Erich Weiss' short documentary focuses on one, Norman Collins, who adopted the moniker "Sailor Jerry" and plied his trade in the rough-and-tumble port of Honolulu during World War II. Collins, a rabid libertarian of the nationalist bent, put aside his hatred of the Japanese only to borrow elements of the exquisitely inked and colored Japanese tattoo tradition with the clean, bold-lined playfulness of American skin art.
Along the way, he influenced, feuded with and inspired a generation of greats, many of whom provide the charming tough-guy commentary: Don Ed Hardy, Mike Malone, Zeke Owen, Lyle Tuttle, Philadelphia Eddie Funk (who is, the ending credits note, "still crazy") and Bob Roberts.

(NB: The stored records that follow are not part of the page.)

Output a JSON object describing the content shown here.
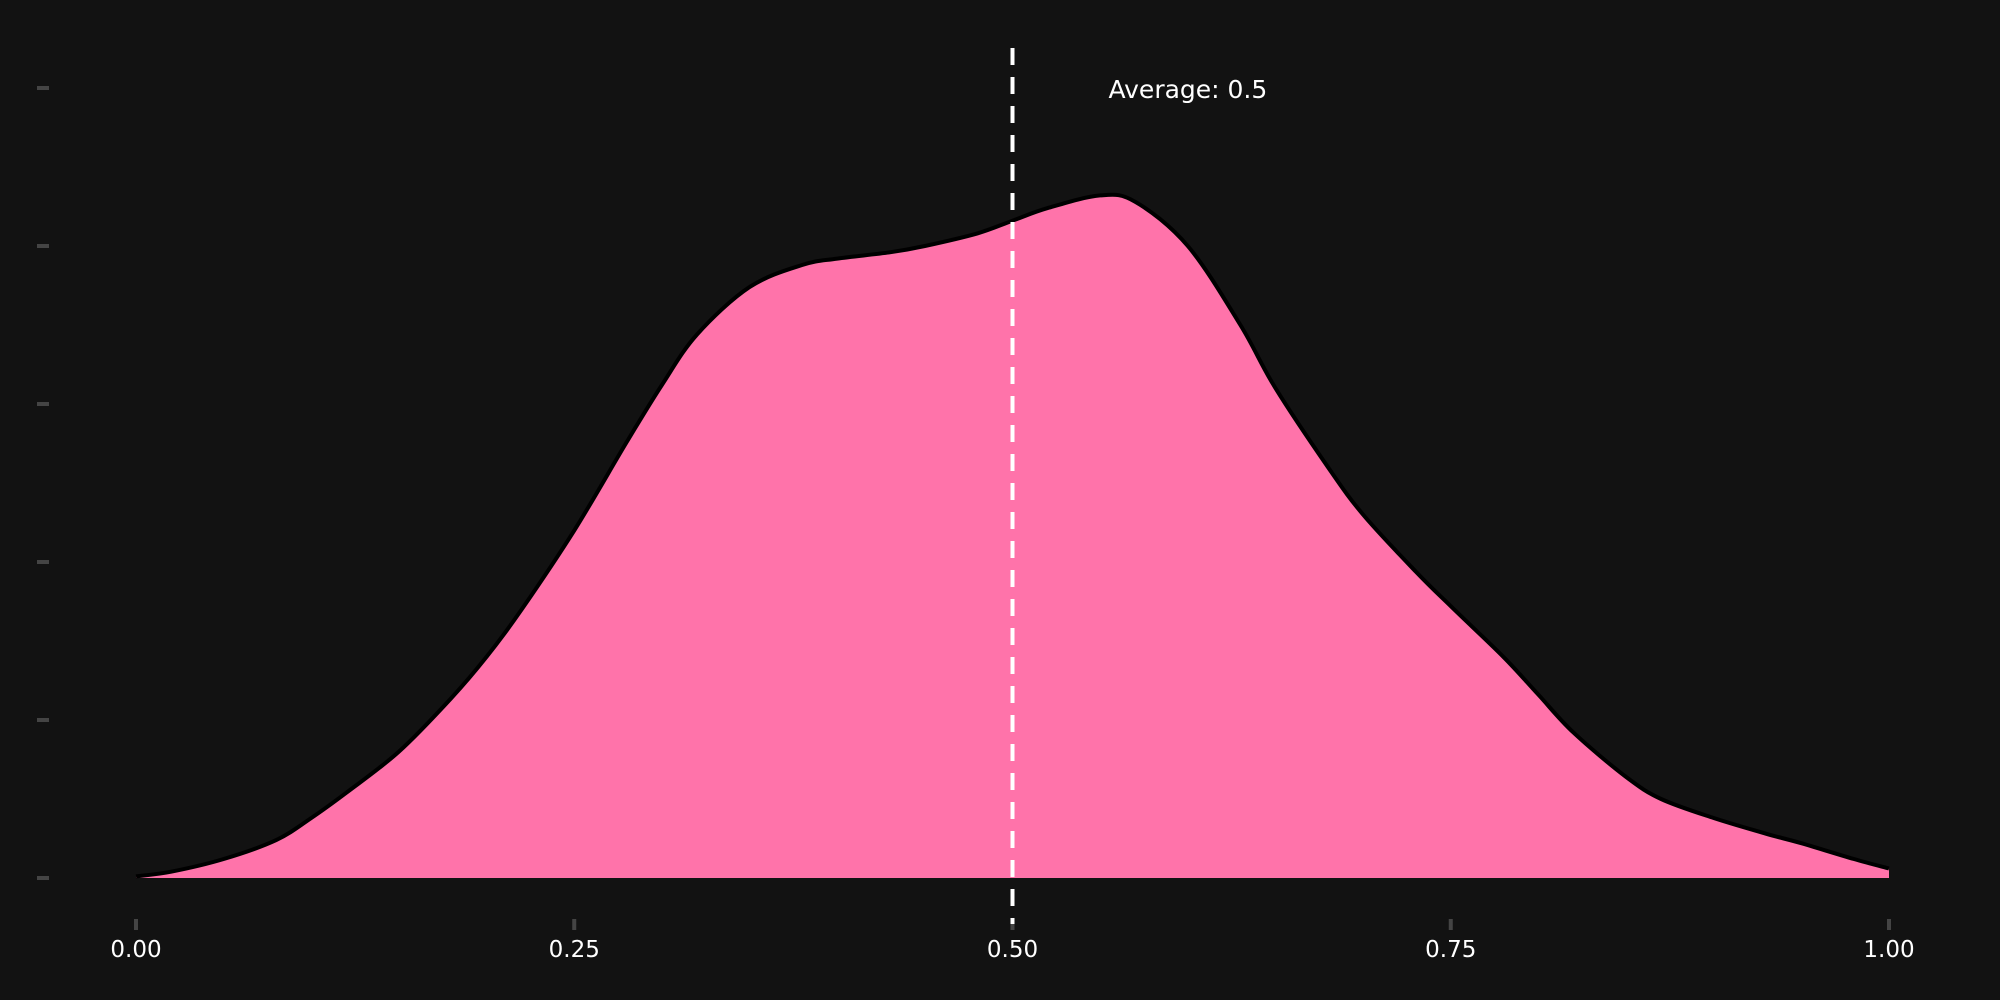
{
  "chart_data": {
    "type": "area",
    "title": "",
    "xlabel": "",
    "ylabel": "",
    "xlim": [
      0,
      1
    ],
    "ylim": [
      0,
      2.5
    ],
    "x_ticks": [
      "0.00",
      "0.25",
      "0.50",
      "0.75",
      "1.00"
    ],
    "x_tick_values": [
      0,
      0.25,
      0.5,
      0.75,
      1
    ],
    "y_tick_values": [
      0,
      0.5,
      1.0,
      1.5,
      2.0,
      2.5
    ],
    "y_tick_labels_visible": false,
    "grid": false,
    "series": [
      {
        "x": [
          0.0,
          0.02,
          0.05,
          0.08,
          0.1,
          0.12,
          0.15,
          0.18,
          0.2,
          0.22,
          0.25,
          0.28,
          0.3,
          0.32,
          0.35,
          0.38,
          0.4,
          0.43,
          0.45,
          0.48,
          0.5,
          0.52,
          0.55,
          0.57,
          0.6,
          0.63,
          0.65,
          0.68,
          0.7,
          0.73,
          0.75,
          0.78,
          0.8,
          0.82,
          0.85,
          0.87,
          0.9,
          0.93,
          0.95,
          0.98,
          1.0
        ],
        "y": [
          0.005,
          0.02,
          0.06,
          0.12,
          0.19,
          0.27,
          0.4,
          0.57,
          0.7,
          0.85,
          1.1,
          1.38,
          1.56,
          1.72,
          1.87,
          1.94,
          1.96,
          1.98,
          2.0,
          2.04,
          2.08,
          2.12,
          2.16,
          2.14,
          2.0,
          1.75,
          1.55,
          1.3,
          1.15,
          0.97,
          0.86,
          0.7,
          0.58,
          0.46,
          0.32,
          0.25,
          0.19,
          0.14,
          0.11,
          0.06,
          0.03
        ]
      }
    ],
    "reference_line": {
      "x": 0.5,
      "label": "Average: 0.5"
    },
    "colors": {
      "fill": "#ff73aa",
      "outline": "#000000",
      "background": "#121212",
      "reference_line": "#ffffff",
      "tick_mark": "#444444"
    }
  }
}
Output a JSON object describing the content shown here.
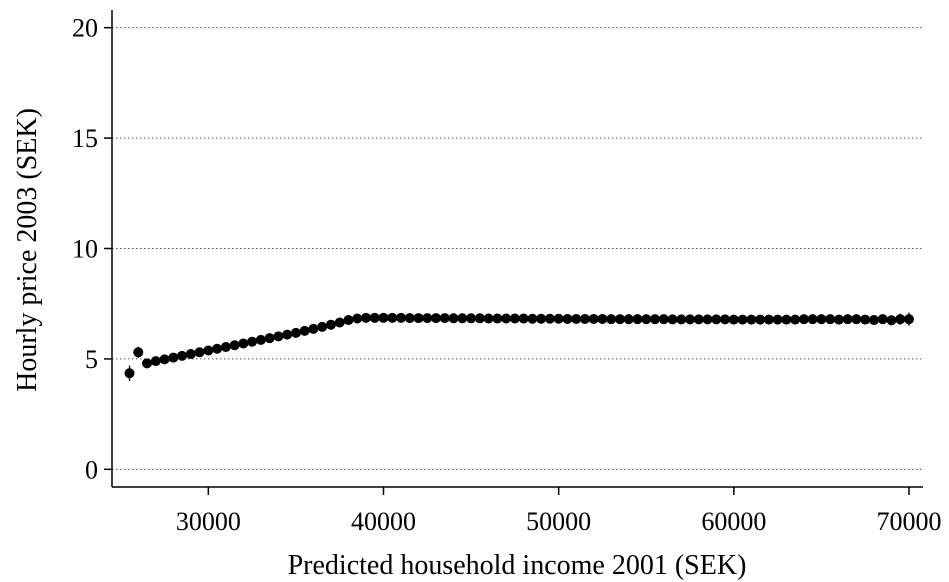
{
  "chart_data": {
    "type": "scatter",
    "title": "",
    "xlabel": "Predicted household income 2001 (SEK)",
    "ylabel": "Hourly price 2003 (SEK)",
    "xlim": [
      24500,
      70800
    ],
    "ylim": [
      -0.8,
      20.8
    ],
    "xticks": [
      30000,
      40000,
      50000,
      60000,
      70000
    ],
    "xtick_labels": [
      "30000",
      "40000",
      "50000",
      "60000",
      "70000"
    ],
    "yticks": [
      0,
      5,
      10,
      15,
      20
    ],
    "ytick_labels": [
      "0",
      "5",
      "10",
      "15",
      "20"
    ],
    "grid": "horizontal dotted",
    "legend": "none",
    "marker_color": "#000000",
    "series": [
      {
        "x": [
          25500,
          26000,
          26500,
          27000,
          27500,
          28000,
          28500,
          29000,
          29500,
          30000,
          30500,
          31000,
          31500,
          32000,
          32500,
          33000,
          33500,
          34000,
          34500,
          35000,
          35500,
          36000,
          36500,
          37000,
          37500,
          38000,
          38500,
          39000,
          39500,
          40000,
          40500,
          41000,
          41500,
          42000,
          42500,
          43000,
          43500,
          44000,
          44500,
          45000,
          45500,
          46000,
          46500,
          47000,
          47500,
          48000,
          48500,
          49000,
          49500,
          50000,
          50500,
          51000,
          51500,
          52000,
          52500,
          53000,
          53500,
          54000,
          54500,
          55000,
          55500,
          56000,
          56500,
          57000,
          57500,
          58000,
          58500,
          59000,
          59500,
          60000,
          60500,
          61000,
          61500,
          62000,
          62500,
          63000,
          63500,
          64000,
          64500,
          65000,
          65500,
          66000,
          66500,
          67000,
          67500,
          68000,
          68500,
          69000,
          69500,
          70000
        ],
        "y": [
          4.35,
          5.3,
          4.8,
          4.9,
          4.98,
          5.06,
          5.14,
          5.22,
          5.3,
          5.38,
          5.46,
          5.54,
          5.62,
          5.7,
          5.78,
          5.86,
          5.94,
          6.02,
          6.1,
          6.18,
          6.27,
          6.36,
          6.45,
          6.55,
          6.65,
          6.76,
          6.83,
          6.86,
          6.86,
          6.86,
          6.86,
          6.86,
          6.85,
          6.85,
          6.85,
          6.85,
          6.85,
          6.84,
          6.84,
          6.84,
          6.84,
          6.83,
          6.83,
          6.83,
          6.83,
          6.83,
          6.82,
          6.82,
          6.82,
          6.82,
          6.81,
          6.81,
          6.81,
          6.81,
          6.81,
          6.8,
          6.8,
          6.8,
          6.8,
          6.8,
          6.8,
          6.8,
          6.79,
          6.79,
          6.79,
          6.79,
          6.79,
          6.79,
          6.79,
          6.78,
          6.78,
          6.78,
          6.78,
          6.78,
          6.78,
          6.78,
          6.78,
          6.8,
          6.8,
          6.8,
          6.8,
          6.78,
          6.8,
          6.8,
          6.78,
          6.76,
          6.8,
          6.75,
          6.8,
          6.8
        ],
        "err": [
          0.35,
          0.25,
          0.15,
          0.1,
          0.08,
          0.08,
          0.08,
          0.08,
          0.08,
          0.08,
          0.08,
          0.08,
          0.08,
          0.08,
          0.08,
          0.08,
          0.08,
          0.08,
          0.08,
          0.08,
          0.08,
          0.08,
          0.08,
          0.08,
          0.08,
          0.08,
          0.08,
          0.08,
          0.08,
          0.08,
          0.08,
          0.08,
          0.08,
          0.08,
          0.08,
          0.08,
          0.08,
          0.08,
          0.08,
          0.08,
          0.08,
          0.08,
          0.08,
          0.08,
          0.08,
          0.08,
          0.08,
          0.08,
          0.08,
          0.08,
          0.08,
          0.08,
          0.08,
          0.08,
          0.08,
          0.08,
          0.08,
          0.08,
          0.08,
          0.08,
          0.08,
          0.08,
          0.08,
          0.08,
          0.08,
          0.08,
          0.08,
          0.08,
          0.08,
          0.08,
          0.08,
          0.08,
          0.08,
          0.08,
          0.08,
          0.08,
          0.08,
          0.1,
          0.1,
          0.1,
          0.1,
          0.1,
          0.12,
          0.12,
          0.15,
          0.18,
          0.2,
          0.22,
          0.25,
          0.3
        ]
      }
    ]
  }
}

Less a straight biography of Collins than a wistful travelogue through the development of 20th-century tattooing and the rough-and-tumble times and men that drove it, "Hori Smoku" — the name is a pidgin honorific — is rather niche but wildly entertaining. Nowhere else will the curious viewer find so vivid a window into a world in which death loomed daily over the helplessly young, while they grasped with both hands all the gallows humor, resignation, bravado and lust the likes of Sailor Jerry could provide.